Vaish Associates Advocates View
The DHC’s judgement has come at a time when there has been a fair amount of ongoing debate as to what constitutes or would be deemed to be a force majeure event under contracts. In this regard, the DHC has adopted the principles laid down by the Supreme Court in the cases of Energy Watchdog v. CERC and Others and Raja Dhruv Dev Chand v. Raja Harmohinder Singh and Another and expressly reiterated that Section 56 of the ICA would not apply to cases in which there has been a completed transfer, thereby excluding lease deeds from its purview. Further, the DHC has also confirmed that lease deeds/ contracts would need to contain a clause providing for some sort of waiver or suspension of rent in cases of certain force majeure events and only then would the tenant be entitled to claim the same.

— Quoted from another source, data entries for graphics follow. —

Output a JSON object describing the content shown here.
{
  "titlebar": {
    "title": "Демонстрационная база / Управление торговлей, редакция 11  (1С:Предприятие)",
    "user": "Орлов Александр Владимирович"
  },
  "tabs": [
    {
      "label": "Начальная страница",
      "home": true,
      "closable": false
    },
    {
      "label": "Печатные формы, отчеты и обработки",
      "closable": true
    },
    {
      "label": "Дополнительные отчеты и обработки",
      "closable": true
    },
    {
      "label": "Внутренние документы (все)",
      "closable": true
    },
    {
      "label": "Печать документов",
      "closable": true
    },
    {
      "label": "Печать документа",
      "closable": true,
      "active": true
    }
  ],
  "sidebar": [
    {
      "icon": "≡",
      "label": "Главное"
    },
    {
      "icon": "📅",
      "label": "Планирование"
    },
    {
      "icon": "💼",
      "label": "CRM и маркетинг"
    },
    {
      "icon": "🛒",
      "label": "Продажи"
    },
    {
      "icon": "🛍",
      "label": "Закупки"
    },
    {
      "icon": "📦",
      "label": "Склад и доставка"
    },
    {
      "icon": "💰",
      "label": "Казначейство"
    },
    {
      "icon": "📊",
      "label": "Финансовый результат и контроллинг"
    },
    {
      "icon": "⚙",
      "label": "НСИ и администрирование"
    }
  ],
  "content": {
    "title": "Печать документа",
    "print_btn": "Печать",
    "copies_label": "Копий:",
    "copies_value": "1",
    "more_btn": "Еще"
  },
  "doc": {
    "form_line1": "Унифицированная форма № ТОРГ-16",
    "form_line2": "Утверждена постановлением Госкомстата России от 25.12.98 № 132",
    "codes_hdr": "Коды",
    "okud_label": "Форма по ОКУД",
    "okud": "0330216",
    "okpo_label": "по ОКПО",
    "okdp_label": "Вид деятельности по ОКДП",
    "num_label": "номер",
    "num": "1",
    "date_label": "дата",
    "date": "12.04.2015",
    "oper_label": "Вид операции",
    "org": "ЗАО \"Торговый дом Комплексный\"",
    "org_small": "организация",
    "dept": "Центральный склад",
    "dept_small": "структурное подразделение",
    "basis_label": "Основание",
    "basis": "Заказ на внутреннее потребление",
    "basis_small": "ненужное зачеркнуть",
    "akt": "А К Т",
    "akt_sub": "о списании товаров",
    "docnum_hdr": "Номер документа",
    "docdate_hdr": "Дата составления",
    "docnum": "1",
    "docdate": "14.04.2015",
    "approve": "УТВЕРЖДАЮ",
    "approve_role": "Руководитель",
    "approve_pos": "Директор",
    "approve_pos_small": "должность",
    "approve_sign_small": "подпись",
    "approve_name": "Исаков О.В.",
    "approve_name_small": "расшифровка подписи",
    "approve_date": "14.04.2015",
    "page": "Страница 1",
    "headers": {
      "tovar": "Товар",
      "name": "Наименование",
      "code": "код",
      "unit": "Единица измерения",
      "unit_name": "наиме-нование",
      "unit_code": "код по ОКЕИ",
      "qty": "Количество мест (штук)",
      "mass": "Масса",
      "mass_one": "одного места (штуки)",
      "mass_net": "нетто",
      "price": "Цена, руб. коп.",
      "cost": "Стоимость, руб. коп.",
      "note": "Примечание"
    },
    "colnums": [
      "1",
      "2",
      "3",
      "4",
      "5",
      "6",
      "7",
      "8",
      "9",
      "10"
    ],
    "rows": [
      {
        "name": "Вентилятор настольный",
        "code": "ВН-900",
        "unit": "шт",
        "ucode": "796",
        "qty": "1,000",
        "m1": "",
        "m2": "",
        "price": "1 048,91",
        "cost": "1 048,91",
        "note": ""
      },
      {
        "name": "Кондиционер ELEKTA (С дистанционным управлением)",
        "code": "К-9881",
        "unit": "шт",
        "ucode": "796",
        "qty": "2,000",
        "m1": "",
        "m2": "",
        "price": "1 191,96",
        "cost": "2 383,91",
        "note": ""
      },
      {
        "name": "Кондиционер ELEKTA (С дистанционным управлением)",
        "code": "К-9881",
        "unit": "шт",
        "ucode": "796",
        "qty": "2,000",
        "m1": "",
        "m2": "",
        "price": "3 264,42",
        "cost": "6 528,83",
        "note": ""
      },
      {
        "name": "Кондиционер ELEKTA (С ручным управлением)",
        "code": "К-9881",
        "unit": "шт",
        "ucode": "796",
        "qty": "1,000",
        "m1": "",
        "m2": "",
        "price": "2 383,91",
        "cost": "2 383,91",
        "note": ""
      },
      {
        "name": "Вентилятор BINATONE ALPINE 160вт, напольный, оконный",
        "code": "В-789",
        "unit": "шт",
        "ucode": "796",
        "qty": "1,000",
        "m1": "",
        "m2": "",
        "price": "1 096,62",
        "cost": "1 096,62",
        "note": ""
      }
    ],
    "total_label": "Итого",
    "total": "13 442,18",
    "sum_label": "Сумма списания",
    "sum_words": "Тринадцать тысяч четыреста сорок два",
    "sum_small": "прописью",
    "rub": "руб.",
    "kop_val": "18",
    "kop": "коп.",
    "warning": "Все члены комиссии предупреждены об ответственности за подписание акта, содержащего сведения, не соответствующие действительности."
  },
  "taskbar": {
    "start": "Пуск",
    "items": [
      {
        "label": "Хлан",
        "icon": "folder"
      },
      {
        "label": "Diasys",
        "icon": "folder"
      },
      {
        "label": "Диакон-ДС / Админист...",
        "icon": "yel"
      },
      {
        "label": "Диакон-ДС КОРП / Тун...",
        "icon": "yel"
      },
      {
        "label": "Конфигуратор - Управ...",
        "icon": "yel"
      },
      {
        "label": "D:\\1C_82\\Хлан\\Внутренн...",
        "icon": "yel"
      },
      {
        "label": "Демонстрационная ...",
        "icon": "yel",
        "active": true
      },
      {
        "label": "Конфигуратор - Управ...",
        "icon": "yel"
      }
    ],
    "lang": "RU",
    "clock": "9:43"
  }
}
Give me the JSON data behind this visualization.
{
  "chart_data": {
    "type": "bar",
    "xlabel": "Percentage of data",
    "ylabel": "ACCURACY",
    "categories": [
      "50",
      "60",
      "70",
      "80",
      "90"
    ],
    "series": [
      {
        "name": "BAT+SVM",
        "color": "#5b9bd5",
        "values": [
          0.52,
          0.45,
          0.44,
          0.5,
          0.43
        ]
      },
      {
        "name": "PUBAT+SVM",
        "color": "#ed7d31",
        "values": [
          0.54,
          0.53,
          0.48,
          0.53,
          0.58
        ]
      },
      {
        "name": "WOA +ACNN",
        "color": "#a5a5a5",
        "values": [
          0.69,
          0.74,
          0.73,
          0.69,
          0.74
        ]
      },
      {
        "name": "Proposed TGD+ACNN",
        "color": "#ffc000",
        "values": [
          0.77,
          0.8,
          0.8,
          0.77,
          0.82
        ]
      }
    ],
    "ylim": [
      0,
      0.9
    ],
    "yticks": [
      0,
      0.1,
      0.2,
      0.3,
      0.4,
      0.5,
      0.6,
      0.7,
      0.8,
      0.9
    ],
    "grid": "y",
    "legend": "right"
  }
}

Although there have been protective orders passed by the Ministry of Home Affairs, Government of India with respect to suspension of rent during the ongoing COVID-19 situation, these were intended specifically for the benefit of migrants, students and other stranded persons occupying rented premises and not as a blanket protection available to all tenants. The present situation should be treated as a wake-up call by stakeholders to ensure that going forward, lease deeds are negotiated so as to include specific provisions dealing with waiver or suspension of rent in force majeure situations, inter alia, including a pandemic.